Tenía que ir al contable y buscar con ella un plan de pago para las contribuciones de mi negocio. Eran las diez de la mañana, y Poe se había levantado a las seis de la madrugada. La verdad es que han sido unos largos días de trabajo en la casa, fuera de ella y con Poe.  Acababa de dormirse, estaba disfrutando de su siesta matutina, y yo estaba por levantarla, ponerla en el car seat (con todo lo ello conlleva) y, justo cuando estaba por cargarla, volví a mirarla.

La ternura de su posición boca abajo, con sus brazos cruzados, enrollada en sábanas blancas, pudo más que yo y me acosté a su lado. No es que no voy a pagar las contribuciones, buscar un plan de pago y hacer lo que haya que hacer como ciudadana responsable, sino que en ese momento (gracias a la naturaleza de mi trabajo) no había nada más importante en el mundo que tirarme al lado de ella y acariciarla como a mí me hubiese gustado en ese momento.

El país está lleno de compromisos y, en este momento, está pasando por un periodo que necesita más que todo motivación. Motivación que sale desde el interior de cada cual, como un gesto generoso que se da exactamente como a uno le gustaría que se lo dieran. El país necesita apoyo desde lo más sencillo de la naturaleza humana, el corazón.

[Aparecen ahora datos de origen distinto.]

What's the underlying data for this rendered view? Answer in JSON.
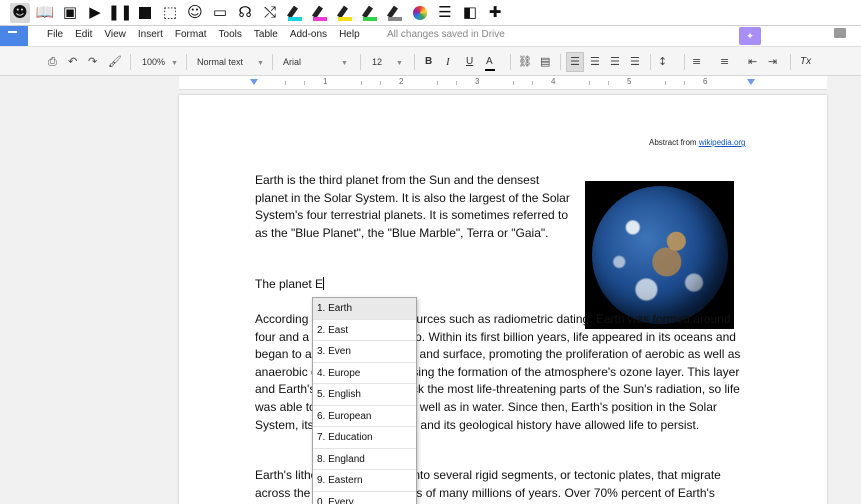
{
  "extension_toolbar": {
    "buttons": [
      {
        "icon": "speaker-head-icon",
        "glyph": "☻"
      },
      {
        "icon": "book-icon",
        "glyph": "📖"
      },
      {
        "icon": "picture-icon",
        "glyph": "▣"
      },
      {
        "icon": "play-icon",
        "glyph": "▶"
      },
      {
        "icon": "pause-icon",
        "glyph": "❚❚"
      },
      {
        "icon": "stop-icon",
        "glyph": ""
      },
      {
        "icon": "screen-select-icon",
        "glyph": "⬚"
      },
      {
        "icon": "speech-bubble-icon",
        "glyph": "☺"
      },
      {
        "icon": "monitor-icon",
        "glyph": "▭"
      },
      {
        "icon": "headphones-icon",
        "glyph": "☊"
      },
      {
        "icon": "shuffle-icon",
        "glyph": "⤭"
      },
      {
        "icon": "highlighter-cyan-icon",
        "ink": "#19d3e0"
      },
      {
        "icon": "highlighter-magenta-icon",
        "ink": "#e83bd8"
      },
      {
        "icon": "highlighter-yellow-icon",
        "ink": "#f3e21a"
      },
      {
        "icon": "highlighter-green-icon",
        "ink": "#36d34a"
      },
      {
        "icon": "highlighter-clear-icon",
        "ink": "#888888"
      },
      {
        "icon": "color-wheel-icon",
        "glyph": ""
      },
      {
        "icon": "list-icon",
        "glyph": "☰"
      },
      {
        "icon": "voice-note-icon",
        "glyph": "◧"
      },
      {
        "icon": "vocab-icon",
        "glyph": "✚"
      }
    ]
  },
  "menu": {
    "items": [
      "File",
      "Edit",
      "View",
      "Insert",
      "Format",
      "Tools",
      "Table",
      "Add-ons",
      "Help"
    ],
    "status": "All changes saved in Drive"
  },
  "format_toolbar": {
    "zoom": "100%",
    "style": "Normal text",
    "font": "Arial",
    "size": "12",
    "bold": "B",
    "italic": "I",
    "underline": "U",
    "text_color": "A",
    "clear": "Tx"
  },
  "ruler": {
    "numbers": [
      "1",
      "1",
      "2",
      "3",
      "4",
      "5",
      "6"
    ]
  },
  "document": {
    "abstract_prefix": "Abstract from",
    "abstract_link": "wikipedia.org",
    "paragraph1": "Earth is the third planet from the Sun and the densest planet in the Solar System. It is also the largest of the Solar System's four terrestrial planets. It is sometimes referred to as the \"Blue Planet\", the \"Blue Marble\", Terra or \"Gaia\".",
    "typing_line": "The planet E",
    "paragraph2": "According to evidence from sources such as radiometric dating, Earth was formed around four and a half billion years ago. Within its first billion years, life appeared in its oceans and began to affect its atmosphere and surface, promoting the proliferation of aerobic as well as anaerobic organisms and causing the formation of the atmosphere's ozone layer. This layer and Earth's magnetic field block the most life-threatening parts of the Sun's radiation, so life was able to flourish on land as well as in water. Since then, Earth's position in the Solar System, its physical properties and its geological history have allowed life to persist.",
    "paragraph3": "Earth's lithosphere is divided into several rigid segments, or tectonic plates, that migrate across the surface over periods of many millions of years. Over 70% percent of Earth's"
  },
  "autocomplete": {
    "items": [
      "1. Earth",
      "2. East",
      "3. Even",
      "4. Europe",
      "5. English",
      "6. European",
      "7. Education",
      "8. England",
      "9. Eastern",
      "0. Every"
    ]
  },
  "colors": {
    "accent": "#4a86e8",
    "extension_purple": "#a98ef5",
    "link": "#1155cc"
  }
}
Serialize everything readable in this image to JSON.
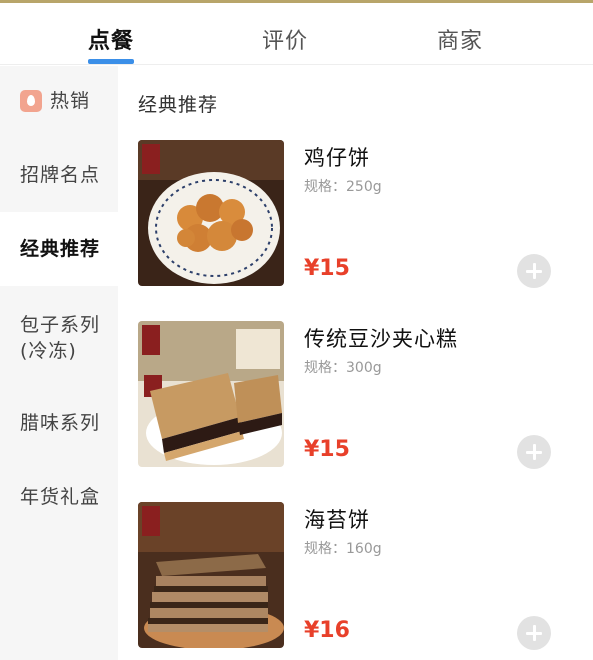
{
  "tabs": [
    {
      "label": "点餐",
      "active": true
    },
    {
      "label": "评价",
      "active": false
    },
    {
      "label": "商家",
      "active": false
    }
  ],
  "sidebar": {
    "items": [
      {
        "label": "热销",
        "icon": "hot-flame-icon",
        "active": false
      },
      {
        "label": "招牌名点",
        "active": false
      },
      {
        "label": "经典推荐",
        "active": true
      },
      {
        "label": "包子系列(冷冻)",
        "line1": "包子系列",
        "line2": "(冷冻)",
        "active": false
      },
      {
        "label": "腊味系列",
        "active": false
      },
      {
        "label": "年货礼盒",
        "active": false
      }
    ]
  },
  "section": {
    "title": "经典推荐"
  },
  "products": [
    {
      "name": "鸡仔饼",
      "spec": "规格：250g",
      "price": "¥15",
      "image": "chicken-cookie-photo"
    },
    {
      "name": "传统豆沙夹心糕",
      "spec": "规格：300g",
      "price": "¥15",
      "image": "bean-paste-cake-photo"
    },
    {
      "name": "海苔饼",
      "spec": "规格：160g",
      "price": "¥16",
      "image": "seaweed-biscuit-photo"
    }
  ],
  "colors": {
    "accent": "#3b8fe8",
    "price": "#e8402a",
    "sidebar_bg": "#f6f6f6",
    "hot_icon": "#f2a48f",
    "top_border": "#b8a56a"
  }
}
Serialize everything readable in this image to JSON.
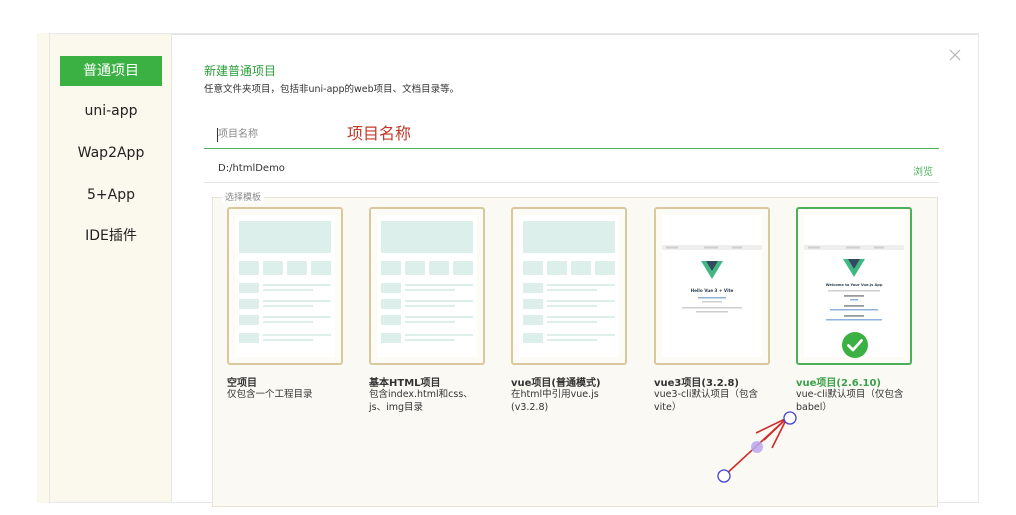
{
  "sidebar": {
    "items": [
      {
        "label": "普通项目",
        "active": true
      },
      {
        "label": "uni-app",
        "active": false
      },
      {
        "label": "Wap2App",
        "active": false
      },
      {
        "label": "5+App",
        "active": false
      },
      {
        "label": "IDE插件",
        "active": false
      }
    ]
  },
  "dialog": {
    "title": "新建普通项目",
    "subtitle": "任意文件夹项目，包括非uni-app的web项目、文档目录等。",
    "name_placeholder": "项目名称",
    "name_annotation": "项目名称",
    "path_value": "D:/htmlDemo",
    "browse_label": "浏览",
    "template_section_label": "选择模板"
  },
  "templates": [
    {
      "name": "空项目",
      "desc": "仅包含一个工程目录",
      "kind": "wire"
    },
    {
      "name": "基本HTML项目",
      "desc": "包含index.html和css、js、img目录",
      "kind": "wire"
    },
    {
      "name": "vue项目(普通模式)",
      "desc": "在html中引用vue.js (v3.2.8)",
      "kind": "wire"
    },
    {
      "name": "vue3项目(3.2.8)",
      "desc": "vue3-cli默认项目（包含vite）",
      "kind": "vue",
      "preview_text": "Hello Vue 3 + Vite"
    },
    {
      "name": "vue项目(2.6.10)",
      "desc": "vue-cli默认项目（仅包含babel）",
      "kind": "vue",
      "preview_text": "Welcome to Your Vue.js App",
      "selected": true
    }
  ],
  "colors": {
    "accent_green": "#3cb143",
    "card_border": "#d9c89e",
    "annotation_red": "#c0392b",
    "wire_fill": "#dcefeb"
  }
}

Desde que soy madre, esa sensación de compromiso con mi espacio, con mi país, con mi mundo, está tan latente como cada suspiro que realiza mi hija cuando le rasco la espaldita. Tengo la sensación de que en realidad de mí todo depende. De mí depende todo lo que hago para ella, cómo lo hago, qué estoy dispuesta a sentir cuando lo hago y qué espero a cambio.  Los tiempos pasan, pero creo que las emociones que salen naturalmente del corazón no cambian.

Ese gesto de generosidad que preferí tener con el presente más inmediato del país, que es el futuro de mi hija, al quedarme en la cama acariciándola es uno que quiero ser capaz de repetir cuando incluso la naturaleza de mi trabajo no me lo permita. Quiero ser capaz de tener la brújula tan clara que me permita decidir qué es lo que late dentro de mí. El país no es solo ser un contribuyente responsable; el país es cada gesto generoso que uno le da al presente más inmediato que vive en él.

Presente que varía de acuerdo con la naturaleza de nuestros trabajos, pero podría no variar en la naturaleza del latido del corazón. Yo quiero estar dispuesta a dar sin esperar a cambio por mi país o por el mundo, exactamente como estoy dispuesta a darle a mi hija todo de mí con el único pedido de dejarme sentir lo que siento.